Getting concurrency in Ruby is tough: Ruby 1.8 threads are green so they don't execute concurrently. Ruby 1.9 threads are native but they don't execute concurrently due to the GIL (global interpreter lock) necessary to ensure thread-safety with native extensions. Only JRuby provides a stable, concurrent Ruby VM today. On top of that, writing thread-safe code is tough -- code execution is non-deterministic and so everyone gets it wrong, the code is hard to test and bugs painful to track down.
For these reasons, I would argue that IO-intensive applications need to either use an event-driven application model or a language designed for concurrency like Clojure. Since I like to work with Ruby, the former is the route to follow.
This overview is important to understand because the main deployment pattern with Rails apps is to instantiate 5-10 Rails processes, which can each handle one request at a time. If a request takes 5-10 seconds to process (maybe it is calling Amazon S3 or SimpleDB), that entire Rails process is stuck waiting for the data. Even a multi-threaded Rails application is limited due to the GIL. For this reason, people use a message queue to handle long-running tasks but often that just passes the buck: now the message queue processor is the one stuck for 5-10 seconds instead. You don't have a user waiting for a response but you still are limited in how fast you can process the queue based on the amount of memory you have and the number of daemon processes you can start.
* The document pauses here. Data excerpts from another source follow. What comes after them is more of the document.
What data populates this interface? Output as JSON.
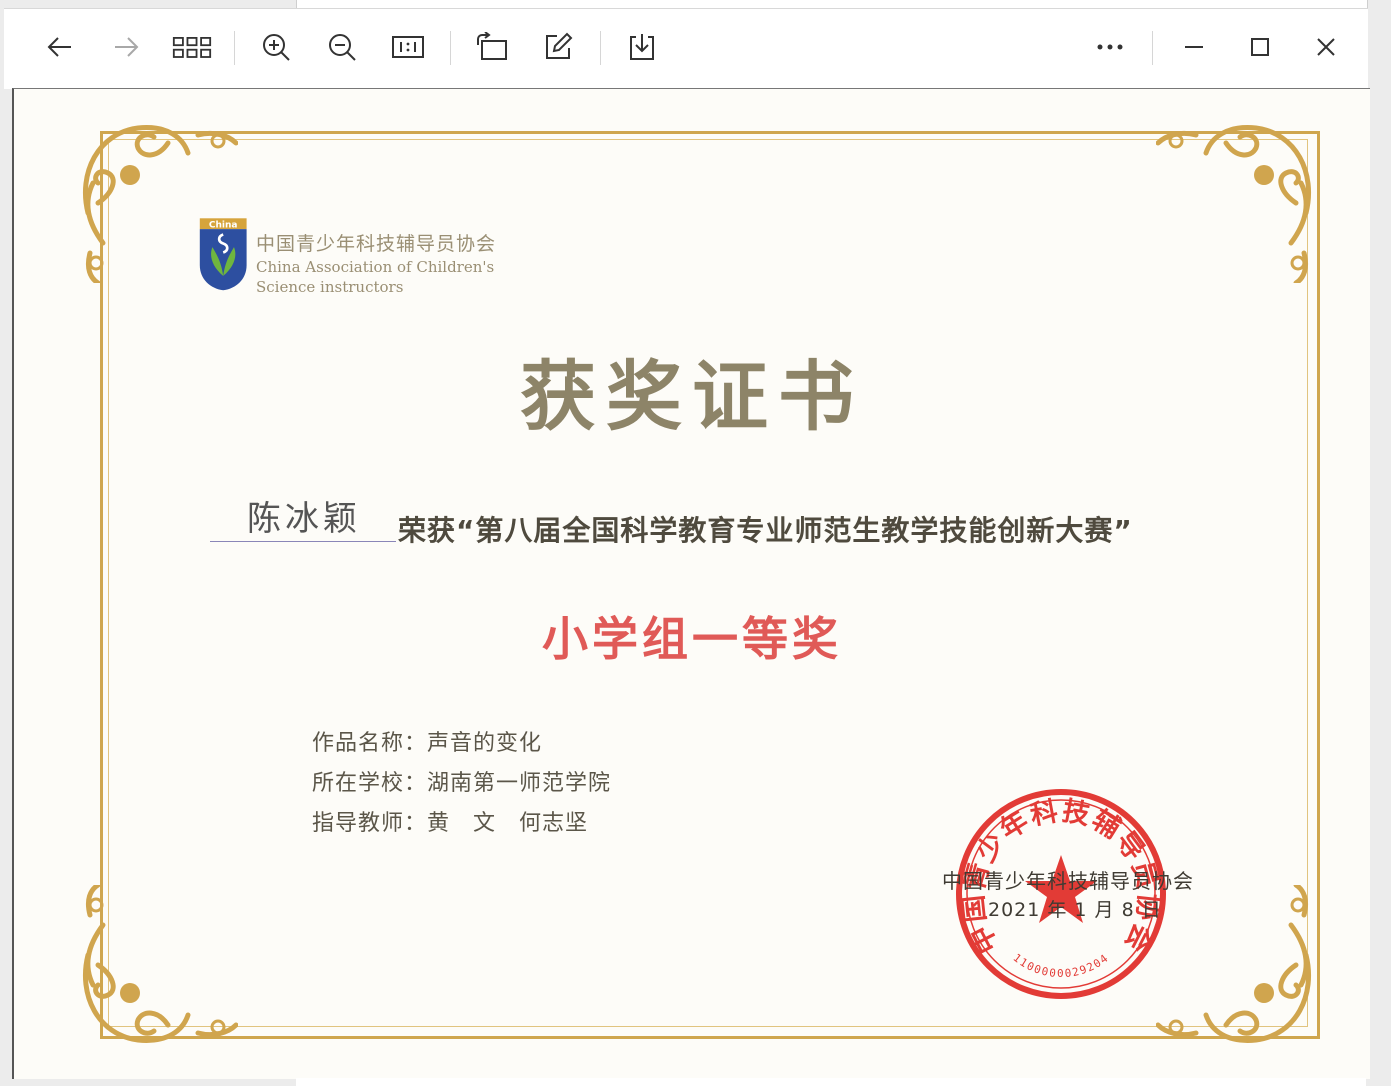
{
  "toolbar": {
    "icons": [
      "back-arrow-icon",
      "forward-arrow-icon",
      "grid-view-icon",
      "zoom-in-icon",
      "zoom-out-icon",
      "actual-size-icon",
      "rotate-icon",
      "edit-icon",
      "download-icon",
      "more-icon",
      "minimize-icon",
      "maximize-icon",
      "close-icon"
    ]
  },
  "certificate": {
    "org_cn": "中国青少年科技辅导员协会",
    "org_en_line1": "China Association of Children's",
    "org_en_line2": "Science instructors",
    "logo_badge": "China",
    "title": "获奖证书",
    "recipient": "陈冰颖",
    "award_text": "荣获“第八届全国科学教育专业师范生教学技能创新大赛”",
    "level": "小学组一等奖",
    "work_label": "作品名称：",
    "work_value": "声音的变化",
    "school_label": "所在学校：",
    "school_value": "湖南第一师范学院",
    "mentor_label": "指导教师：",
    "mentor_value": "黄　文　何志坚",
    "issuer": "中国青少年科技辅导员协会",
    "date": "2021 年 1 月 8 日",
    "seal_text": "中国青少年科技辅导员协会",
    "seal_number": "1100000029204"
  },
  "colors": {
    "gold": "#cfa64e",
    "title": "#8d8468",
    "level": "#e05a57",
    "seal": "#e23b36"
  }
}
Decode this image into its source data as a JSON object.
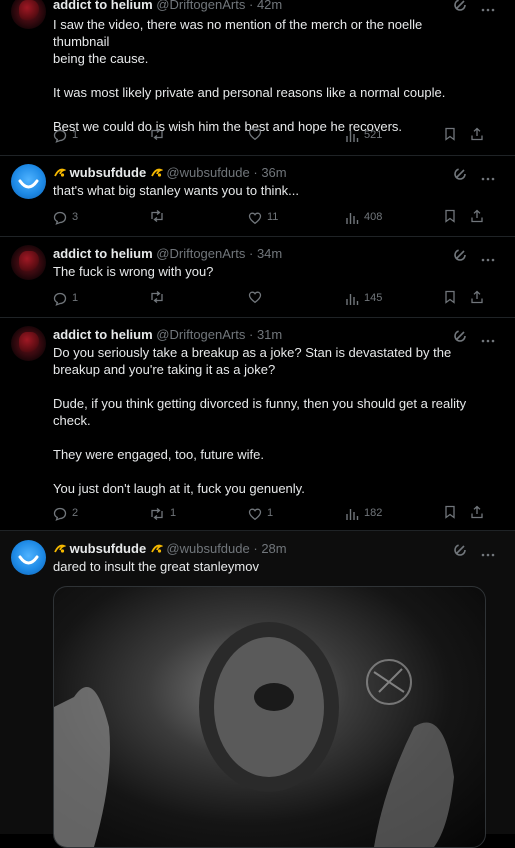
{
  "tweets": [
    {
      "author": "addict to helium",
      "handle": "@DriftogenArts",
      "time": "42m",
      "lines": [
        "I saw the video, there was no mention of the merch or the noelle thumbnail",
        "being the cause.",
        "",
        "It was most likely private and personal reasons like a normal couple.",
        "",
        "Best we could do is wish him the best and hope he recovers."
      ],
      "replies": "1",
      "reposts": "",
      "likes": "",
      "views": "521"
    },
    {
      "author": "wubsufdude",
      "handle": "@wubsufdude",
      "time": "36m",
      "lines": [
        "that's what big stanley wants you to think..."
      ],
      "replies": "3",
      "reposts": "",
      "likes": "11",
      "views": "408"
    },
    {
      "author": "addict to helium",
      "handle": "@DriftogenArts",
      "time": "34m",
      "lines": [
        "The fuck is wrong with you?"
      ],
      "replies": "1",
      "reposts": "",
      "likes": "",
      "views": "145"
    },
    {
      "author": "addict to helium",
      "handle": "@DriftogenArts",
      "time": "31m",
      "lines": [
        "Do you seriously take a breakup as a joke? Stan is devastated by the",
        "breakup and you're taking it as a joke?",
        "",
        "Dude, if you think getting divorced is funny, then you should get a reality",
        "check.",
        "",
        "They were engaged, too, future wife.",
        "",
        "You just don't laugh at it, fuck you genuenly."
      ],
      "replies": "2",
      "reposts": "1",
      "likes": "1",
      "views": "182"
    },
    {
      "author": "wubsufdude",
      "handle": "@wubsufdude",
      "time": "28m",
      "lines": [
        "dared to insult the great stanleymov"
      ]
    }
  ],
  "icons": {
    "reply": "reply-icon",
    "repost": "repost-icon",
    "like": "like-icon",
    "views": "views-icon",
    "bookmark": "bookmark-icon",
    "share": "share-icon",
    "grok": "grok-icon",
    "more": "more-icon"
  },
  "colors": {
    "background": "#000000",
    "text": "#e7e9ea",
    "muted": "#71767b"
  }
}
This is where an event-driven model would help immensely. The fundamental tools at your disposal are NeverBlock and EventMachine. EventMachine provides the reactor, the fundamental "switch" in your application which decides what code is ready to run now, and NeverBlock provides various drop-in replacements for the common Ruby code used for network and IO: mysql and postgres database drivers, tcp sockets, etc. Using these, the message queue processor can process many messages at the same time: there's never any concurrent execution but as one message performs some IO request, eventmachine and neverblock will seamlessly switch to handle another message while waiting for the IO response. That's the fundamental difference with threaded code: instead of switching threads at a non-deterministic point in the future, event-driven code only switches when the code tries to perform IO. Your code does not need to be thread-safe because your code will not be interrupted while modifying variables and data structures in memory.
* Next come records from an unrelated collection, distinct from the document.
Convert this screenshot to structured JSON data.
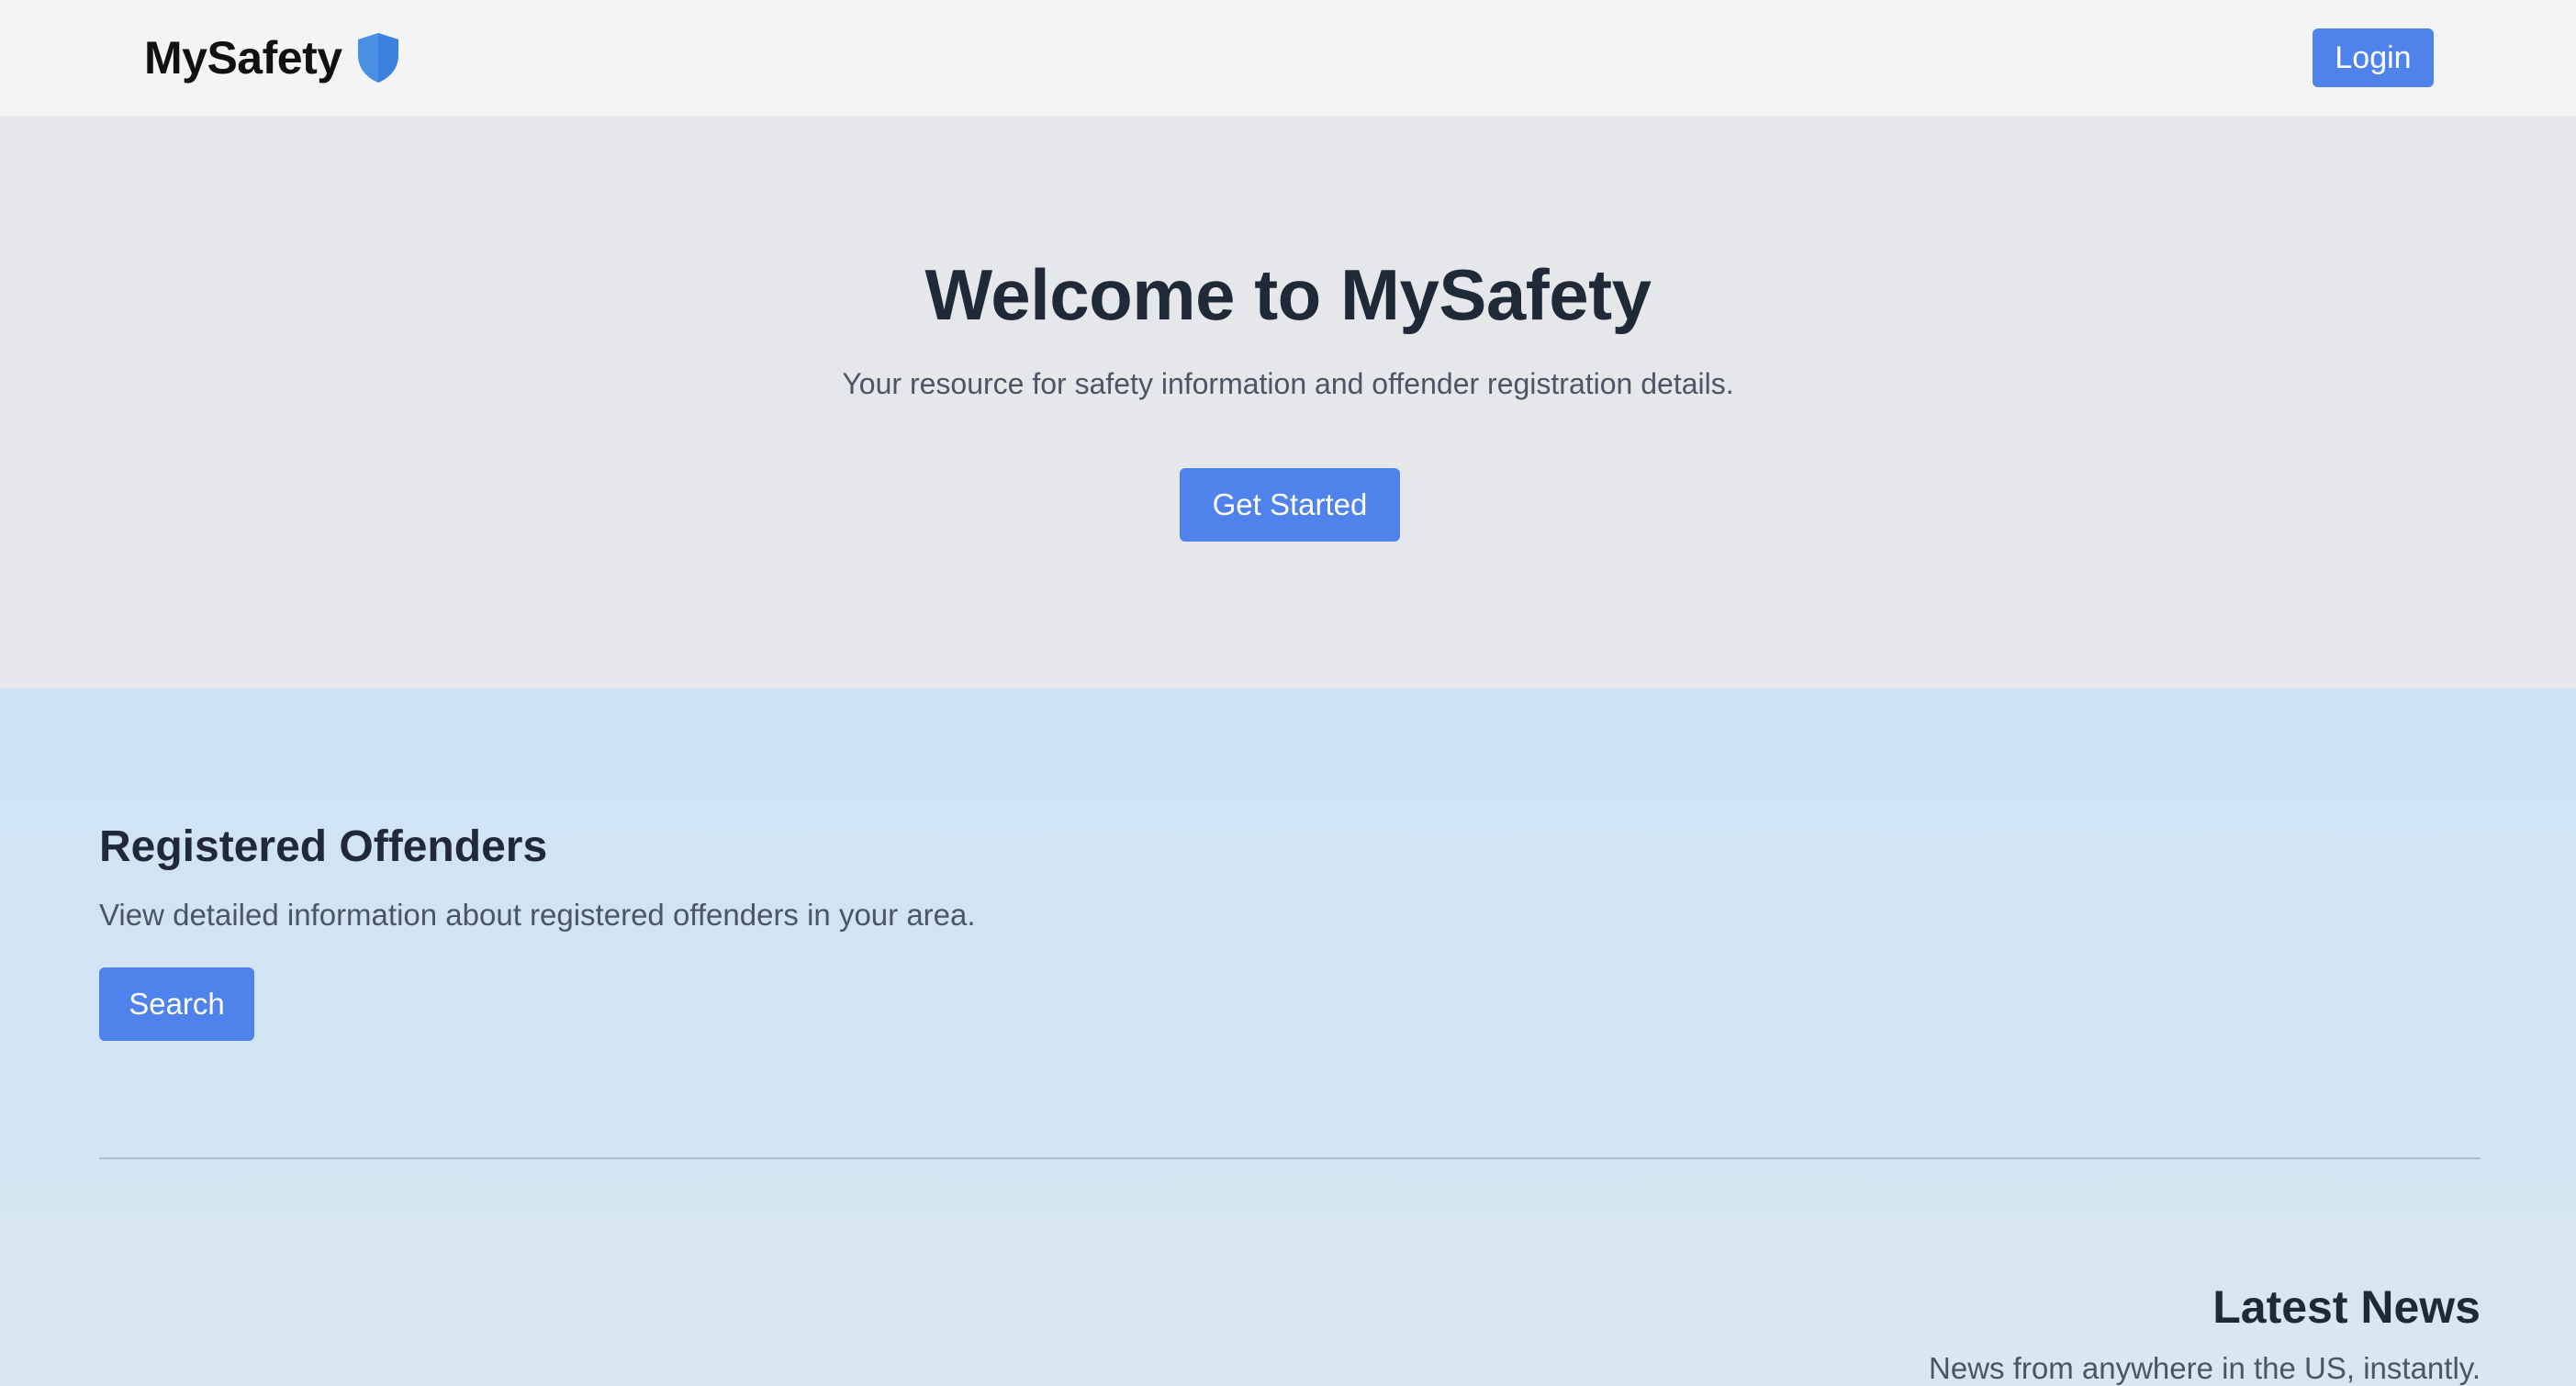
{
  "header": {
    "brand_name": "MySafety",
    "brand_icon": "shield-icon",
    "login_label": "Login"
  },
  "hero": {
    "title": "Welcome to MySafety",
    "subtitle": "Your resource for safety information and offender registration details.",
    "cta_label": "Get Started"
  },
  "offenders": {
    "title": "Registered Offenders",
    "description": "View detailed information about registered offenders in your area.",
    "search_label": "Search"
  },
  "news": {
    "title": "Latest News",
    "description": "News from anywhere in the US, instantly."
  },
  "colors": {
    "accent": "#4f82ea",
    "shield": "#4a90e2",
    "header_bg": "#f3f4f6",
    "hero_bg": "#e5e7eb",
    "content_bg": "#d3e6f4"
  }
}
Sounds good, right? Well, a few caveats:
- CPU-intensive processes won't gain much. There's still only a single actual thread of execution under the covers so event-driven applications will only take advantage of a single processor/core.
- Your application should run on Ruby 1.9 to take advantage of Fibers. Fibers have been backported to Ruby 1.8 but I encourage you to try Ruby 1.9. Most extensions are Ruby 1.9 safe now and Rails is fully supported on Ruby 1.9. Without Fibers, your application code needs to change dramatically to work as success/error callbacks. With Fibers, your code needs little change and can be written in the more familiar procedural style.
- Application exception handling becomes tricky, just as with threads. It's easy to lose an exception.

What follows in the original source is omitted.